If you will need accommodations in this class, or for more information about what support they provide, contact:
Center for Disability & Access |
801-581-5020 |
disability.utah.edu |
65 Student Services Building |
201 S 1460 E |
Salt Lake City, UT 84112 |
University Safety Statement
The University of Utah values the safety of all campus community members. You will receive important emergency alerts and safety messages regarding campus safety via text message. For more safety information and to view available training resources, including helpful videos, visit safeu.utah.edu.
To report suspicious activity or to request a courtesy escort, contact:
Campus Police & Department of Public Safety |
801-585-COPS (801-585-2677) |
dps.utah.edu |
1735 E. S. Campus Dr. |
Salt Lake City, UT 84112 |
Addressing Sexual Misconduct
Title IX makes it clear that violence and harassment based on sex and gender (which includes sexual orientation and gender identity/expression) is a civil rights offense subject to the same kinds of accountability and the same kinds of support applied to offenses against other protected categories such as race, national origin, color, religion, age, status as a person with a disability, veteran’s status, or genetic information.
If you or someone you know has been harassed or assaulted, you are encouraged to report it to university officials:
Title IX Coordinator & Office of Equal Opportunity and Affirmative Action |
801-581-8365 |
oeo.utah.edu |
135 Park Building |
201 Presidents’ Cir. |
Salt Lake City, UT 84112 |
Office of the Dean of Students |
801-581-7066 |
deanofstudents.utah.edu |
270 Union Building |
200 S. Central Campus Dr. |
Salt Lake City, UT 84112 |
To file a police report, contact:
Campus Police & Department of Public Safety |
801-585-COPS (801-585-2677) |
dps.utah.edu |
1735 E. S. Campus Dr. |
Salt Lake City, UT 84112 |
If you do not feel comfortable reporting to authorities, the U’s Victim-Survivor Advocates provide free, confidential, and trauma-informed support services to students, faculty, and staff who have experienced interpersonal violence.
To privately explore options and resources available to you with an advocate, contact:
Center for Campus Wellness |
801-581-7776 |
wellness.utah.edu |
350 Student Services Building |
201 S. 1460 E. |
Salt Lake City, UT 84112 |
Communication with Teaching Staff and Getting help
Don’t be shy if you don’t understand something: come to office hours, send email, or ask questions in class!
We strongly encourage you to post your questions on Piazza (access via canvas), unless you have a question that you wish to keep confidential.
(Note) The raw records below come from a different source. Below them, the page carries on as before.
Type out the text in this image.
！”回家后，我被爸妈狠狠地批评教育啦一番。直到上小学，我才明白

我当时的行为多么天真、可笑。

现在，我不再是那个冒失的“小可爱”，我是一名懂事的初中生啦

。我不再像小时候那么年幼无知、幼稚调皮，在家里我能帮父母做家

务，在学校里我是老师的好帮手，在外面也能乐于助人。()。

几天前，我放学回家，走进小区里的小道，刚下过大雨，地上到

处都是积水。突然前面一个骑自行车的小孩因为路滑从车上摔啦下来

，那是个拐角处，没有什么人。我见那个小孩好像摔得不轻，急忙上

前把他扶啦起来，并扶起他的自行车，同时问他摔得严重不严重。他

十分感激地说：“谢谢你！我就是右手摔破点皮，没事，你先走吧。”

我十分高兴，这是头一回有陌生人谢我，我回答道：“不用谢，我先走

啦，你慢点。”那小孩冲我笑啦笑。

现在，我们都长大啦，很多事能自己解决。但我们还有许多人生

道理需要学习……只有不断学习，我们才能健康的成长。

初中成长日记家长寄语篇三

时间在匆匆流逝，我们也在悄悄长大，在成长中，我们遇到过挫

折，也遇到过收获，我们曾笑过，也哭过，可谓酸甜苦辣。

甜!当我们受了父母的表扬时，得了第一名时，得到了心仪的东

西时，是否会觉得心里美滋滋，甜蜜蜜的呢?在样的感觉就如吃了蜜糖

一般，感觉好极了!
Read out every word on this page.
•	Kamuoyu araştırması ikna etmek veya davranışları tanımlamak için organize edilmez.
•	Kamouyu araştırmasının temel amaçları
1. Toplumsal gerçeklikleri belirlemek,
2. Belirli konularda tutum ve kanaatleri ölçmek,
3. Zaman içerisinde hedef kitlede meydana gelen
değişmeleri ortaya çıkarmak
The instructor and the TAs will monitor the forum and will answer questions. Other students may also be able to answer questions. Do not post homework answers on the discussion board.
For grading questions, project related issues or simply a more hands-on interaction, we encourage you to attend the office hours or meet the instructor/TAs after class.
Of course, for personal/private questions, do feel free contact the instructor or the TAs by email or in person.
Please note that discussion threads and emails are all considered to be equivalent to the classroom, and your behavior in all these venues should conform to the university’s student code.